SECURITE HUMAINE 1 Commentaire

Bénin-Grève générale : à couteaux tirés, le méli-mélo s’installe

Olivier Ribouis
publié le Jan 16, 2018

A compter de ce mardi 16 janvier commence au Bénin, le débrayage général des travailleurs du public en  protestation au vote par les députés, d’une loi de retrait du droit de grève aux personnels de la justice, de la santé, des forces de défense et de sécurité. Ce grand mouvement de cessation de travail prend effet sur fond de tension, de division et de préjudices aux populations.

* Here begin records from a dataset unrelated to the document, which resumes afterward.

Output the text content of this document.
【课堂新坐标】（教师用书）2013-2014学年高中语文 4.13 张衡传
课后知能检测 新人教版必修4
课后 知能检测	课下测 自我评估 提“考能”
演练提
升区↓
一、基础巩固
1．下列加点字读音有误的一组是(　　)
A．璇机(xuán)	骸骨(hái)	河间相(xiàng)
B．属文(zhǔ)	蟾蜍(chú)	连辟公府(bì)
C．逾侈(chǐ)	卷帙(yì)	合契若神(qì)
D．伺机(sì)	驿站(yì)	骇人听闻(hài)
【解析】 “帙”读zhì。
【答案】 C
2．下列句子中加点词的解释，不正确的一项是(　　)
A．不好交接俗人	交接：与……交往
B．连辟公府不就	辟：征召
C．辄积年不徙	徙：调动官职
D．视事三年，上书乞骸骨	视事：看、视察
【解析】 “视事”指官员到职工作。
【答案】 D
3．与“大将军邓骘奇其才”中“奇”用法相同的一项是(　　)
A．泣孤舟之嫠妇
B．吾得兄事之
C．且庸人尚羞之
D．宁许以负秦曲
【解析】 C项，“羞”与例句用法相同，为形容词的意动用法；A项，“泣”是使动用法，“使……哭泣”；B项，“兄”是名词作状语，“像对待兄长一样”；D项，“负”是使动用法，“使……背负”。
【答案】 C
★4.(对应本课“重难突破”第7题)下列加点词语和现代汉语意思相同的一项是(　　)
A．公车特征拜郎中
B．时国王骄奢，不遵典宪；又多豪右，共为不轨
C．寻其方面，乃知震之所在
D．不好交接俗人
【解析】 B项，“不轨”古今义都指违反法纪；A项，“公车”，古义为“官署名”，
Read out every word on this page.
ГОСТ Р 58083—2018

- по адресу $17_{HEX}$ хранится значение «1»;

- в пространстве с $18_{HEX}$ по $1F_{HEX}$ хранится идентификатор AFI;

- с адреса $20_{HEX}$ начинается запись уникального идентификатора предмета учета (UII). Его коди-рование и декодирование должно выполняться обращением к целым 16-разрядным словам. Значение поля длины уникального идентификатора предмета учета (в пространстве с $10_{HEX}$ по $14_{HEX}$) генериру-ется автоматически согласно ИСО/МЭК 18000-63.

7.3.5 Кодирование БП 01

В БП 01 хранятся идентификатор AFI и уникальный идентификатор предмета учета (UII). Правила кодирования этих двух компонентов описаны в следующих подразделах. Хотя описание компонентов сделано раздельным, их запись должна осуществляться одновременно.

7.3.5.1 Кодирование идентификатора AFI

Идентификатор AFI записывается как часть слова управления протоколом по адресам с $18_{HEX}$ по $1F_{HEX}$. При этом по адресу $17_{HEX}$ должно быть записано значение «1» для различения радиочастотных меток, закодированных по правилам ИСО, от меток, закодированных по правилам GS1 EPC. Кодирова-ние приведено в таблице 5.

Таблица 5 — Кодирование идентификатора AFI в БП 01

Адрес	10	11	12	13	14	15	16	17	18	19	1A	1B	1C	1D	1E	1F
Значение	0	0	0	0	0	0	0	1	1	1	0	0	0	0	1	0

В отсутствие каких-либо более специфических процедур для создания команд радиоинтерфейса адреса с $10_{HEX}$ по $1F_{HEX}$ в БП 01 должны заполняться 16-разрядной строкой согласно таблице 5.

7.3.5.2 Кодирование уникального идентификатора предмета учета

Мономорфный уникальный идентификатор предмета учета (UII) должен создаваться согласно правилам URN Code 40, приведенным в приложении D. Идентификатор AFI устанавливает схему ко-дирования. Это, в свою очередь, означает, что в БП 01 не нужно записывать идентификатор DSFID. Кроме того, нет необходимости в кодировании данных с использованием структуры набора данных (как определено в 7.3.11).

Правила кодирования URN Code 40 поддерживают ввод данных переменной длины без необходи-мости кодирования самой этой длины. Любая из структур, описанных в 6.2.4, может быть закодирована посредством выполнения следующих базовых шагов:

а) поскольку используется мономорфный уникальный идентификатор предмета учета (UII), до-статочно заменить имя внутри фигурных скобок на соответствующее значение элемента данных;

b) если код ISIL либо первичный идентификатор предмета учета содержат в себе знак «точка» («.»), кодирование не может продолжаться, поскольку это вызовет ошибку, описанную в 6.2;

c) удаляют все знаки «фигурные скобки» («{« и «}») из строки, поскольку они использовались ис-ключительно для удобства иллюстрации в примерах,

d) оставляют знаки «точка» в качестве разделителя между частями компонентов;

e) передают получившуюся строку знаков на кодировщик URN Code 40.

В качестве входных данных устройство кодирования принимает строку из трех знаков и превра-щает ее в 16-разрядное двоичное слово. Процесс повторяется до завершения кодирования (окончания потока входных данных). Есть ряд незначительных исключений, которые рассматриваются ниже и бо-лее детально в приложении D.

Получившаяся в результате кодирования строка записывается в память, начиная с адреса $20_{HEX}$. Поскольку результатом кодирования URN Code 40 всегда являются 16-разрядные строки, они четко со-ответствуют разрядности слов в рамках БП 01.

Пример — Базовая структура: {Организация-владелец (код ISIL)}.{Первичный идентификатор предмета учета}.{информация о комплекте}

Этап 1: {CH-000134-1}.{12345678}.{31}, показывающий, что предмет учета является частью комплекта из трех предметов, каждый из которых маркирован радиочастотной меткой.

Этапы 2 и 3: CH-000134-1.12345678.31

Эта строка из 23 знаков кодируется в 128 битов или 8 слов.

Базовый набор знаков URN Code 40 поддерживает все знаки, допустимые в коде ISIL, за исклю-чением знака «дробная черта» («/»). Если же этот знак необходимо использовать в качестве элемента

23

marche-protestation-benin Protestation à Cotonou

Grand bazar au Bénin. A couteaux tirés,  les travailleurs béninois et le gouvernement associé aux députés plongent le pays dans une situation de désordre généralisé dès ce mardi 16 janvier 2018. C’est ce jour que commence en effet, la grève générale des travailleurs du public en  protestation au vote par les députés, d’une loi de retrait du droit de grève aux personnels de la justice, de la santé, des forces de défense et de sécurité. C’est dire que dans les services publics, les Béninois n’auront pas de répondant pour la satisfaction de leurs besoins, étant donné que  le principe du service minimum en cas de débrayage est généralement foulé au pied. Cette grève dont le top a été donné il y a une semaine par l’Union nationale des magistrats du Bénin (UNAMAB) va donc se généraliser pour semer le dysfonctionnement dans plusieurs secteurs. Déjà, la santé est entrée dans la danse lundi 15 janvier avec une grève illimitée, délaissant les patients sur les lits  d’hôpitaux. A leur  suite, à l’appel du Front d’action des syndicats de l’éducation, l’Intersyndicale des enseignants des universités nationales du Bénin, ainsi que les six principales centrales et  confédérations syndicales du pays à savoir  la CSA-Bénin, CGTB, COSI-Bénin, UNSTB, CSUB et CSPIB), l’Education maternelle, primaire et secondaire, l’Enseignement supérieur et l’Administration centrale de l’Etat connaissent une cessation de travail. Ceux-ci lancent leur grève pour 72 heures en signe d’avertissement.

La confusion

Au regard tous les secteurs touchés par cette grève générale, tout devrait s’arrêter au Bénin. Mais, au désordre du dysfonctionnement s’ajoute la confusion entre les acteurs syndicaux. Ils ne parlent plus d’une même voix.  Les travailleurs des ministères du Bénin  se désolidarisent du mouvement de débrayage général ordonné par les centrales et confédérations syndicales. Pour cause, a expliqué lundi soir, le collectif des organisations syndicales des ministères,  cette paralysie annoncée a des relents politiques. Ils dénoncent une « tentative d’exploitation des problèmes spécifiques des travailleurs des ministères sectoriels à des fins politiques inavouées » par les centrales et confédérations.  Une désolidarisation synonyme de traitrise selon les grévistes qui soupçonnent à leur tour le collectif  des organisations syndicales des ministères d’être à la solde du gouvernement pour fragiliser le mouvement d’ensemble.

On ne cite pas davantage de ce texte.